Add to the list Pfizer and Johnson & Johnson. See here for the Main Justice piece.

FCPA Unit in S.F.

As detailed here and elsewhere, the SEC’s San Francisco branch office has a new unit devoted exclusively to the FCPA. “The fact that we have a significant presence of companies in Silicon Valley who do business internationally, specifically in Asia, makes us well-suited for addressing these kinds of issues,” said Tracy L. Davis, the assistant regional director in charge of the new San Francisco unit. “That’s one of the reasons why San Francisco is a particularly good location for an FCPA unit.”

A good weekend to all.

In The News

The SEC Goes Searching

Last August (see here) when Robert Khuzami, the SEC’s Director of the Division of Enforcement, announced that the SEC would be creating a specialized FCPA unit he said, among other things, that:

“The Foreign Corrupt Practices Act unit will focus on new and proactive approaches to identifying violations of the Foreign Corrupt Practice Act…”

In February, Cheryl Scarboro (the head of the SEC’s FCPA Unit) similarly stated (here) that “the new unit will give us the resources and the ability to do even more going forward,” that the new unit will allow the SEC to do more industry investigations, and that one industry the SEC is focusing on is the pharmaceutical industry.

Given these comments, it should come as no surprise that a recent Wall Street Journal article notes that the SEC enforcement division sent letters “within the past two months” to several companies in the pharmaceutical and energy industries” “as part of an investigation by the SEC division that looks into potential violations of the FCPA.” According to the article, the letters ask the companies “about their internal controls to guard against bribery” specifically in terrorism-sponsor states such as Cuba, Iran, Sudan, and Syria. According to the article, “it isn’t clear which companies received the letters.” The article also notes that “the SEC probe, which is in its early stages, comes as the Justice Department’s criminal fraud section has sent letters in recent weeks to a number of pharmaceutical companies asking about payments made to foreign officials in several nations…” Both the SEC and DOJ declined to comment for the article.

Bribes for Books

A post earlier this week talked about the World Bank and other multilateral development banks (see here).

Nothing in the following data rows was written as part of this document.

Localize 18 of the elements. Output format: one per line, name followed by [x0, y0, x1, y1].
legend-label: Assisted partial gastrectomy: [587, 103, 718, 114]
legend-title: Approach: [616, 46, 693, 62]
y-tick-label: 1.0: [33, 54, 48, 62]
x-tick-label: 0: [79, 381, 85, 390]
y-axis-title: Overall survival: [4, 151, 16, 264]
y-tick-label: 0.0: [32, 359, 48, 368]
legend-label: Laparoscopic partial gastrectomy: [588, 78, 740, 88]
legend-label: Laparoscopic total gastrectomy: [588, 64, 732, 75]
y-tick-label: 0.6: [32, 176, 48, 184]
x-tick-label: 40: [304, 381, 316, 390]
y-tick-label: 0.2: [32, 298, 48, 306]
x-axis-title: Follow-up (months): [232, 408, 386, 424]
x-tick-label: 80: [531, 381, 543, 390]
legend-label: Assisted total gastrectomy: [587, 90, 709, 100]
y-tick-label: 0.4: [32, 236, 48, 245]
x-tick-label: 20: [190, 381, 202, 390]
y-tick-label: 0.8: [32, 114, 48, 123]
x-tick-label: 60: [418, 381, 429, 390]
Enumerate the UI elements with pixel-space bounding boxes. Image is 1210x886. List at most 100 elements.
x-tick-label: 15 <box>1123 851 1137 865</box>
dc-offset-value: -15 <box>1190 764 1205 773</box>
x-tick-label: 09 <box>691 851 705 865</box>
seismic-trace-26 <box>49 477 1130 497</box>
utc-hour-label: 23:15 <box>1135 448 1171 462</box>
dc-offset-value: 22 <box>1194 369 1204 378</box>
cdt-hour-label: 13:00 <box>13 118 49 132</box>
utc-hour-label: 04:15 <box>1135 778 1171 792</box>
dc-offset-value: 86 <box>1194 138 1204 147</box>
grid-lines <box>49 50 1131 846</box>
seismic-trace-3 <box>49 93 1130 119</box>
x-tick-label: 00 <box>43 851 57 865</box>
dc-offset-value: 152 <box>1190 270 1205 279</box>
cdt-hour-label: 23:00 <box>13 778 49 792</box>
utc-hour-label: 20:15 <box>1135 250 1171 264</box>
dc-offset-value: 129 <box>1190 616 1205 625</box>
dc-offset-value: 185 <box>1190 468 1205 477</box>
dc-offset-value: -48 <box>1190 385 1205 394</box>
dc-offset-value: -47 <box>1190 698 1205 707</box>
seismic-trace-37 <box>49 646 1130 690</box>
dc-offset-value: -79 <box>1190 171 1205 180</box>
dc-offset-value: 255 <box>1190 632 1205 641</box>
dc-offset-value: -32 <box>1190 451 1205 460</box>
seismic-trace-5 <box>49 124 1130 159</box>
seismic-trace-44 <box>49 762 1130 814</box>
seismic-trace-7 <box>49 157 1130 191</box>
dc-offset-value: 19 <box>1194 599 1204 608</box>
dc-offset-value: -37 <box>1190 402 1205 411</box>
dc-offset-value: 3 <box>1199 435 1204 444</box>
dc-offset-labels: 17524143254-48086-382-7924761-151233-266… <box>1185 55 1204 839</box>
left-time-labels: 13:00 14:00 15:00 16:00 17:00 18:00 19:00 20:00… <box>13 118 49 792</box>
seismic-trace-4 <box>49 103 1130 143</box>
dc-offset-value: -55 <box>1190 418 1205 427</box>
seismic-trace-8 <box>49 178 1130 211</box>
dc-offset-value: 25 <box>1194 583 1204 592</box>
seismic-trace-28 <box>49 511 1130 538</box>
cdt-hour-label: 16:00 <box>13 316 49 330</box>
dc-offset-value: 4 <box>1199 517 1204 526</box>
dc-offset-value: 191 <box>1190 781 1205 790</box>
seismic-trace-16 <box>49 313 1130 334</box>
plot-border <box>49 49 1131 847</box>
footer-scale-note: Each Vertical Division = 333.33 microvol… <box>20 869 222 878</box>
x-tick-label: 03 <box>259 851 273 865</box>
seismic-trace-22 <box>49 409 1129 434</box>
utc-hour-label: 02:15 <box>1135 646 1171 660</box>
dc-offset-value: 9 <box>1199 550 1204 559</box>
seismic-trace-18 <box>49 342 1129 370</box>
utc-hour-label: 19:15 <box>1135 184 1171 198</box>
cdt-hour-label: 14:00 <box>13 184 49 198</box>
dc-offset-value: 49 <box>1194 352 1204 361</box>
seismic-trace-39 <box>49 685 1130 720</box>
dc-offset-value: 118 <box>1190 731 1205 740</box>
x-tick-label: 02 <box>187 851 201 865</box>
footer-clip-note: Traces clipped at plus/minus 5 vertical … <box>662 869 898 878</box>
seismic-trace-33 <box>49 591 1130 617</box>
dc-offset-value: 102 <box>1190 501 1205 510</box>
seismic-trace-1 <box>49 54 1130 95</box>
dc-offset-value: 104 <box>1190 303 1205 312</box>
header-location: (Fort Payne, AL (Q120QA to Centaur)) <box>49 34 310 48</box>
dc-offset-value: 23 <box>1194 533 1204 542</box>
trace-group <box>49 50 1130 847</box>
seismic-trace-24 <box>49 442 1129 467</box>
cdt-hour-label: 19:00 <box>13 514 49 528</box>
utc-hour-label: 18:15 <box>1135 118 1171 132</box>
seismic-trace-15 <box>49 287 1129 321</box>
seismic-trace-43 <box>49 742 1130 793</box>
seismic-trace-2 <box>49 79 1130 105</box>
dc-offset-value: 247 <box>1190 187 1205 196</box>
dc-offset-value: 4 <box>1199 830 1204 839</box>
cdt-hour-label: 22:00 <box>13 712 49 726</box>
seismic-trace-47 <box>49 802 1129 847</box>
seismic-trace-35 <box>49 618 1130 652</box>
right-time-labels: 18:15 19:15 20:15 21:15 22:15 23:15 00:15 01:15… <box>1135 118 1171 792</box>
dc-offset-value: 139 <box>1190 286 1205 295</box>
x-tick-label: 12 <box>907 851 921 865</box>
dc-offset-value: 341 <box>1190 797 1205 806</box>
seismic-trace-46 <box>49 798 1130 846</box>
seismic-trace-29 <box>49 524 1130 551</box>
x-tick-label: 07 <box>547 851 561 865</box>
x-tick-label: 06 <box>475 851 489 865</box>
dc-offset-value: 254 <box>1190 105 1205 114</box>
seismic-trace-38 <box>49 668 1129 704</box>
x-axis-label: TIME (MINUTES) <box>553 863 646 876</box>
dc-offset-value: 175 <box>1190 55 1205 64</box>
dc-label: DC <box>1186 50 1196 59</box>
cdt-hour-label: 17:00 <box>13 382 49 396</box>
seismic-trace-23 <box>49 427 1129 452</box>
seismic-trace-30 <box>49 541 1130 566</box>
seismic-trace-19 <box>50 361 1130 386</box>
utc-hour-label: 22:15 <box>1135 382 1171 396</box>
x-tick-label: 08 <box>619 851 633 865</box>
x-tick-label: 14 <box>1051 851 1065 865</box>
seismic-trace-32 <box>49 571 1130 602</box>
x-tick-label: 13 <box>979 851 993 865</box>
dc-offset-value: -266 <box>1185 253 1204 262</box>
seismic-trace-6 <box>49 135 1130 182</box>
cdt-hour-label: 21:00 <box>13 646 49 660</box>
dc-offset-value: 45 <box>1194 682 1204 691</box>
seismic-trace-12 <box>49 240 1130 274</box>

Fitting because recently the World Bank (see here) “debarred Macmillan Limited, a U.K. company, declaring the company ineligible to be awarded Bank-financed contracts for a period of six years in the wake of the company’s admission of bribery payments relating to a Trust Fund-supported education project in Southern Sudan.” According to the release, “the debarment can be reduced to three years subject to continued cooperation.”

In a press release yesterday (see here), the company said “the international publishing business, Macmillan Publishers Ltd UK (“Macmillan”), has today confirmed that it has voluntarily referred to the Serious Fraud Office its concerns over historic payments made by a subsidiary of its education business, Macmillan Education, to secure a contract in Southern Sudan.”